Just wondering whether any diesel owners gave consideration to alternative fuel filter 
considering the cost of OEM filter cartridge (about $66.00) and the fact GM claims 
its only 91% efficient at removing water. In comparison the big rigs use filter i.e. Racor 
units which claim 99.9% efficient at removing water and replacement filter cartridge
(2 microns) for about $22.00

Example:
Racor 245R Spin-On Diesel Filter-245R Racor - Star Marine Depot


----------



## Tomko (Jun 1, 2013)

There is an occasional member here who installed a non-GM fuel filter on his firewall. By doing so he invalidated his warranty and then subsequently decided to trade his CTD in to return I think to VW. If I follow the story correctly he then left VW again and bought another CTD and did another fuel filter on the firewall mod.
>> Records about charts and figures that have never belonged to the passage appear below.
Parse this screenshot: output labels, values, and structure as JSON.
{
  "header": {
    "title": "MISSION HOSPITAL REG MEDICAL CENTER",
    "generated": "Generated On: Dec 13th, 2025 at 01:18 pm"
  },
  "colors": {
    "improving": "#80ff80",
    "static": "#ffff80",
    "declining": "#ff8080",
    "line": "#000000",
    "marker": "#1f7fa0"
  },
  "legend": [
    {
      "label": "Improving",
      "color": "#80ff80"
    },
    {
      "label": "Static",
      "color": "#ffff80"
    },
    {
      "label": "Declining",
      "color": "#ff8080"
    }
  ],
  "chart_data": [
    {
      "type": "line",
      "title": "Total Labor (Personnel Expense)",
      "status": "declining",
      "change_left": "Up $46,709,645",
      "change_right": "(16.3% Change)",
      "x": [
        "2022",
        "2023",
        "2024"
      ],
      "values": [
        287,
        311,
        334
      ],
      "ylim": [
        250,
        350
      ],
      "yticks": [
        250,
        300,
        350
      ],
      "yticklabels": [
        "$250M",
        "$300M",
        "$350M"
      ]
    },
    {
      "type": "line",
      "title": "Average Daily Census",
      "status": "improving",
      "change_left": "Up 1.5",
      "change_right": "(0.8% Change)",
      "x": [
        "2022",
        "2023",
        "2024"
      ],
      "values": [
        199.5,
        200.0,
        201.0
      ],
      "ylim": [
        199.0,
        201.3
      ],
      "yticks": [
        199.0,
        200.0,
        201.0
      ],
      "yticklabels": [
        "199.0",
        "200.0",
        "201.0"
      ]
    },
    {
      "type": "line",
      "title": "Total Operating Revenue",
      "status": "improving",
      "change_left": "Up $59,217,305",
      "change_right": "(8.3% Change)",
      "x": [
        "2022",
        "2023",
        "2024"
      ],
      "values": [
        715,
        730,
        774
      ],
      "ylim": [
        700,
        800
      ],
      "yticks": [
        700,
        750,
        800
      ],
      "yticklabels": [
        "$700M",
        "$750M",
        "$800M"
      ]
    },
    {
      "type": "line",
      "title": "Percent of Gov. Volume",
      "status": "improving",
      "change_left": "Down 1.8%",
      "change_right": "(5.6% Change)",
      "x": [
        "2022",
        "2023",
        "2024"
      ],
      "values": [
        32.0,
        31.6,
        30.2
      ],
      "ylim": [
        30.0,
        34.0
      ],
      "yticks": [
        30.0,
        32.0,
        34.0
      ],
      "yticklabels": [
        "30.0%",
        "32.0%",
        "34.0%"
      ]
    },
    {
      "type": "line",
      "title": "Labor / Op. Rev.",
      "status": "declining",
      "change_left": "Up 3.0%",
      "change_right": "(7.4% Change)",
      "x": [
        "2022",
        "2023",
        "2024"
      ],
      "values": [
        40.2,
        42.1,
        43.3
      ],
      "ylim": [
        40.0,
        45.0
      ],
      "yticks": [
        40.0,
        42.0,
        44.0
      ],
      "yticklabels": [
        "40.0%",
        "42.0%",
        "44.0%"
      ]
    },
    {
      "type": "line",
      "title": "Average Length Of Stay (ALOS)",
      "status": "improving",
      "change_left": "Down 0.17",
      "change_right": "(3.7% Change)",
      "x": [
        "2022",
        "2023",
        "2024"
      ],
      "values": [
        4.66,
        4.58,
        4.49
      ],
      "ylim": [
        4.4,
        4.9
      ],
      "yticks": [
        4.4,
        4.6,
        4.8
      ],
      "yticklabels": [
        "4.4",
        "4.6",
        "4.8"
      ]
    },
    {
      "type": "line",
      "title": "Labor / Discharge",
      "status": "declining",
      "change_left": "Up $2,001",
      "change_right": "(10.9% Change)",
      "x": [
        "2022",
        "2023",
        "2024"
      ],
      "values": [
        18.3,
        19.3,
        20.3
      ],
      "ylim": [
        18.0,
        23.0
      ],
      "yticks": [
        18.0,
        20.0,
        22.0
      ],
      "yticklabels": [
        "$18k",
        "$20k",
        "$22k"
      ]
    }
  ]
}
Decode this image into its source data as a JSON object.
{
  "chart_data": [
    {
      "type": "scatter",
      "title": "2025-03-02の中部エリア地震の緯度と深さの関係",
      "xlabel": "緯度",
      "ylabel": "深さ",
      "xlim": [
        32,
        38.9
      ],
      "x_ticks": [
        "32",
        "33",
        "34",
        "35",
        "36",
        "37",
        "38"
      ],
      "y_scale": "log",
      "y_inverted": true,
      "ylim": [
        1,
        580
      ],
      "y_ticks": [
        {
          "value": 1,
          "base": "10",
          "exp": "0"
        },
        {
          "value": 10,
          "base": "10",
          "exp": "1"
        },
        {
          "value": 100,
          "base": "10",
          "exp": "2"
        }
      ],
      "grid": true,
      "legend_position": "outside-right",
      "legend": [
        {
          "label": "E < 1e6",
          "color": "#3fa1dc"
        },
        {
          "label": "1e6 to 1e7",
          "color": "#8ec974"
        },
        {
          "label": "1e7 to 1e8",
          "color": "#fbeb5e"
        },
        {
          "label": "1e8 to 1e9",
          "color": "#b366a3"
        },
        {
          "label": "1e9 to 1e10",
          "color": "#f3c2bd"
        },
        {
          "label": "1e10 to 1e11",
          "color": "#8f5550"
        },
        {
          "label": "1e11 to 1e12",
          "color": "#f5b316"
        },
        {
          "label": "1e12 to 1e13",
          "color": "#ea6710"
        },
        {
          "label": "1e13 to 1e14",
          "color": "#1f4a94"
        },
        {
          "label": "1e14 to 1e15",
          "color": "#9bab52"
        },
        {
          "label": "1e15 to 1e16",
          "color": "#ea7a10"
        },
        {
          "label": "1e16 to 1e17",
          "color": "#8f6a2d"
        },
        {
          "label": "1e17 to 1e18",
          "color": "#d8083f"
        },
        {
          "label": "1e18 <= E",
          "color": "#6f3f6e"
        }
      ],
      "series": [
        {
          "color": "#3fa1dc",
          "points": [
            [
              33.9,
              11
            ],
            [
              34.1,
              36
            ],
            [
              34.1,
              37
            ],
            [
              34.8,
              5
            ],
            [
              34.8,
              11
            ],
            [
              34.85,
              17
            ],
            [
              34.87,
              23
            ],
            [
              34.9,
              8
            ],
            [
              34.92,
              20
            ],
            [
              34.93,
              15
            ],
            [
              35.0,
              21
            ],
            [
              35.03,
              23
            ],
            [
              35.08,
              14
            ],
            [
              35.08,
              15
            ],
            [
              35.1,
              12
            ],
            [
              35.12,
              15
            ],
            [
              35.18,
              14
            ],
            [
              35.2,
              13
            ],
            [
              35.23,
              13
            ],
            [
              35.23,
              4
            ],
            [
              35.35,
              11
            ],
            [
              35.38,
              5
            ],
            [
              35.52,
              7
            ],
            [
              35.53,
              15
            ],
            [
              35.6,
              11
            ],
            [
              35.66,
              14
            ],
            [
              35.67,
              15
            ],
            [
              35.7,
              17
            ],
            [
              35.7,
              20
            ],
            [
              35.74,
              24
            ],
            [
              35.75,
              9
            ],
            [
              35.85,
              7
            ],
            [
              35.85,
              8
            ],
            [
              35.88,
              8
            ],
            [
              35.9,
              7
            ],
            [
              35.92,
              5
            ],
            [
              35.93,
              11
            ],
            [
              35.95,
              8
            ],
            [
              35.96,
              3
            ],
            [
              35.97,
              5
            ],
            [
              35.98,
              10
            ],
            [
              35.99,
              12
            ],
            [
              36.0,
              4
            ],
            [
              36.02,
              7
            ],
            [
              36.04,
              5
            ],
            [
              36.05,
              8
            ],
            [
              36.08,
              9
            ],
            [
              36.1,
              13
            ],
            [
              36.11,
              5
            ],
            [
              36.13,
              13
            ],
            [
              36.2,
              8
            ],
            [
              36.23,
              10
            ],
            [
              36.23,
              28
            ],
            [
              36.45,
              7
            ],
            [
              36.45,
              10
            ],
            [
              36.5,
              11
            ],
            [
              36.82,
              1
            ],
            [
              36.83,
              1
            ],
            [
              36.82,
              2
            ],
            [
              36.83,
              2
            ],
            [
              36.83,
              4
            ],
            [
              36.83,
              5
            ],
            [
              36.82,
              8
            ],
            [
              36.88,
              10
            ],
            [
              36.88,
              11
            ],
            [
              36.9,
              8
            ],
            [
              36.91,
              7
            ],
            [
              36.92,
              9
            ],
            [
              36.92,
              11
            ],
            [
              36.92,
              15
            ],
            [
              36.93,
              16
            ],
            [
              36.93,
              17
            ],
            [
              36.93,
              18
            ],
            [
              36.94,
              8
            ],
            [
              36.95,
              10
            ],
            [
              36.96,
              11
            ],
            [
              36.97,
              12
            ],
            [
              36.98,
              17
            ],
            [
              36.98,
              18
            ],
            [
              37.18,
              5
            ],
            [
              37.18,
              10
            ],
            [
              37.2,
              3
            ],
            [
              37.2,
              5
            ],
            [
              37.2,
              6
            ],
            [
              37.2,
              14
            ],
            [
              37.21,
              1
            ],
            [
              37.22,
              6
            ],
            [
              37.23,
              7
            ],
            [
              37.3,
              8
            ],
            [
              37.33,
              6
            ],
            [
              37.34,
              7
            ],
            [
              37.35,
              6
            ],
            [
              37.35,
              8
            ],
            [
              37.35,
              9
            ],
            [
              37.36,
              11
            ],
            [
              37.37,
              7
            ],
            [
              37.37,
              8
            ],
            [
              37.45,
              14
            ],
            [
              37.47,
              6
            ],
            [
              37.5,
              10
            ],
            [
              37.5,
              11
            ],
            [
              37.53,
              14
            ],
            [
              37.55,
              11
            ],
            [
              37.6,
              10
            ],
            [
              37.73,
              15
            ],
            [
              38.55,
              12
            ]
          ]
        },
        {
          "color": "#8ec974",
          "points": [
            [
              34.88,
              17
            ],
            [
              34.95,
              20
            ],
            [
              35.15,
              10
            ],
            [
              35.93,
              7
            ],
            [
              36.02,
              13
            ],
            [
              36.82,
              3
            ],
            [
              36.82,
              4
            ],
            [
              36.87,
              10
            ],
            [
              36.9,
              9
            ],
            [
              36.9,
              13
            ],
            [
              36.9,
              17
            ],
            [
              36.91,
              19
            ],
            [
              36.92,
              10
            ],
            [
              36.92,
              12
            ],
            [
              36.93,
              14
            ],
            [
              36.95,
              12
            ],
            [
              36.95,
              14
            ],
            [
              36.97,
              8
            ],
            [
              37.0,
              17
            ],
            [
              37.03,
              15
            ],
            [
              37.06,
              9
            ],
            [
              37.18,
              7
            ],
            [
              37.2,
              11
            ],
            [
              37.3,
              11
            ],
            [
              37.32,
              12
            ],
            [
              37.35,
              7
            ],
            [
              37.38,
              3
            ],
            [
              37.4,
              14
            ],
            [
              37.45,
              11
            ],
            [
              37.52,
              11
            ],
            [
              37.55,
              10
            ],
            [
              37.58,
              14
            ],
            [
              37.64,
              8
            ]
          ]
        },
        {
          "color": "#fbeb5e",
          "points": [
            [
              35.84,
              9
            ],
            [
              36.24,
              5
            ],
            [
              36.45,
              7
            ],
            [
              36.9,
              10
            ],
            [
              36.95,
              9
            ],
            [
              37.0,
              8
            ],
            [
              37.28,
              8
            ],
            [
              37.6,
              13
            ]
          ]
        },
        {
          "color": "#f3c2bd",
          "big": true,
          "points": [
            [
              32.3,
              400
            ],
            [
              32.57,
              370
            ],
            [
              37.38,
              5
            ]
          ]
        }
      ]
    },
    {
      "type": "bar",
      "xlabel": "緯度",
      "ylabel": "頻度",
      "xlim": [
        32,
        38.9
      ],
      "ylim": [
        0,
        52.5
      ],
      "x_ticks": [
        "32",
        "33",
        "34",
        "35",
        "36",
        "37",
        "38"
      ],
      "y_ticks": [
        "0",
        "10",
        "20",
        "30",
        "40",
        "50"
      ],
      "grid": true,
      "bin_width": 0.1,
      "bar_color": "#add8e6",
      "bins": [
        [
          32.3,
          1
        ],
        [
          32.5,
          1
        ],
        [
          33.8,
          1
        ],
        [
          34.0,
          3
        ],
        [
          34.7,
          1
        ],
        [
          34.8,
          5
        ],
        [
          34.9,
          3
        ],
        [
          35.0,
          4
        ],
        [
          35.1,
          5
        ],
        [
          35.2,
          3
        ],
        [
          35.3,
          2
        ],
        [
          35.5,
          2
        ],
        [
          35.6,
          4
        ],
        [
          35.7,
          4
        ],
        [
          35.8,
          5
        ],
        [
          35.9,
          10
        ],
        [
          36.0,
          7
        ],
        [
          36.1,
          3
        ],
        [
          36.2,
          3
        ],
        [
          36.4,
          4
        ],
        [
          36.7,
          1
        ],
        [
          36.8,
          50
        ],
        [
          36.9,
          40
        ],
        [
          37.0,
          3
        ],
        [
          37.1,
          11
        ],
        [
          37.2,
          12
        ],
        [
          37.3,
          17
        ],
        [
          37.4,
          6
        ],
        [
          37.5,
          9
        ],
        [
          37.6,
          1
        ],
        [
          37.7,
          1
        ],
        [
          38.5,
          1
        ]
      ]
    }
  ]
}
I'm really not sure what he's done since then because he has a practice of making posts and then deleting his messages.


----------



## money_man (Feb 25, 2014)

Got diesel I think is his account.


----------



## boraz (Aug 29, 2013)

we bypassed the racors on every piece of equipment at the mine, and kept the oem filter

they run much better w/o them


----------



## Tomko (Jun 1, 2013)

Boraz - just curious what brand batteries you use in the mine? I've read that Odyssey is preferred by some industrial operators.


----------



## boraz (Aug 29, 2013)

Tomko said:


> Boraz - just curious what brand batteries you use in the mine? I've read that Odyssey is preferred by some industrial operators.


never heard of those, googled it


for the western stars, they were just generic batteries, the kenworths had optimas... the cat stuff got cat batteries....dunno what the p&h and komatsu and hitachi stuff got, didnt get too involved with those

and now that i think of it, the main issue with the racors was the dyed fuel, the dye plugged up the filter in two days....but there was equipment running clear fuel that the racors were bypassed/removed as well....too restrictive


----------



## theonlypheonix (Oct 8, 2015)

boraz said:


> and now that i think of it, the main issue with the racors was the dyed fuel, the dye plugged up the filter in two days....but there was equipment running clear fuel that the racors were bypassed/removed as well....too restrictive


if the Racors were clogging seems like there's more gunk in the fuel then just dye? Rather have gunk in filter then fuel system, pump and injectors. Had Racor on my 1982 rabbit diesel , filtered better then OEM. Racors were intended for big rigs where as a 2L flows little in comparison, Racor spec's indicate low loss through filter at higher volumes then 2L consumes.


----------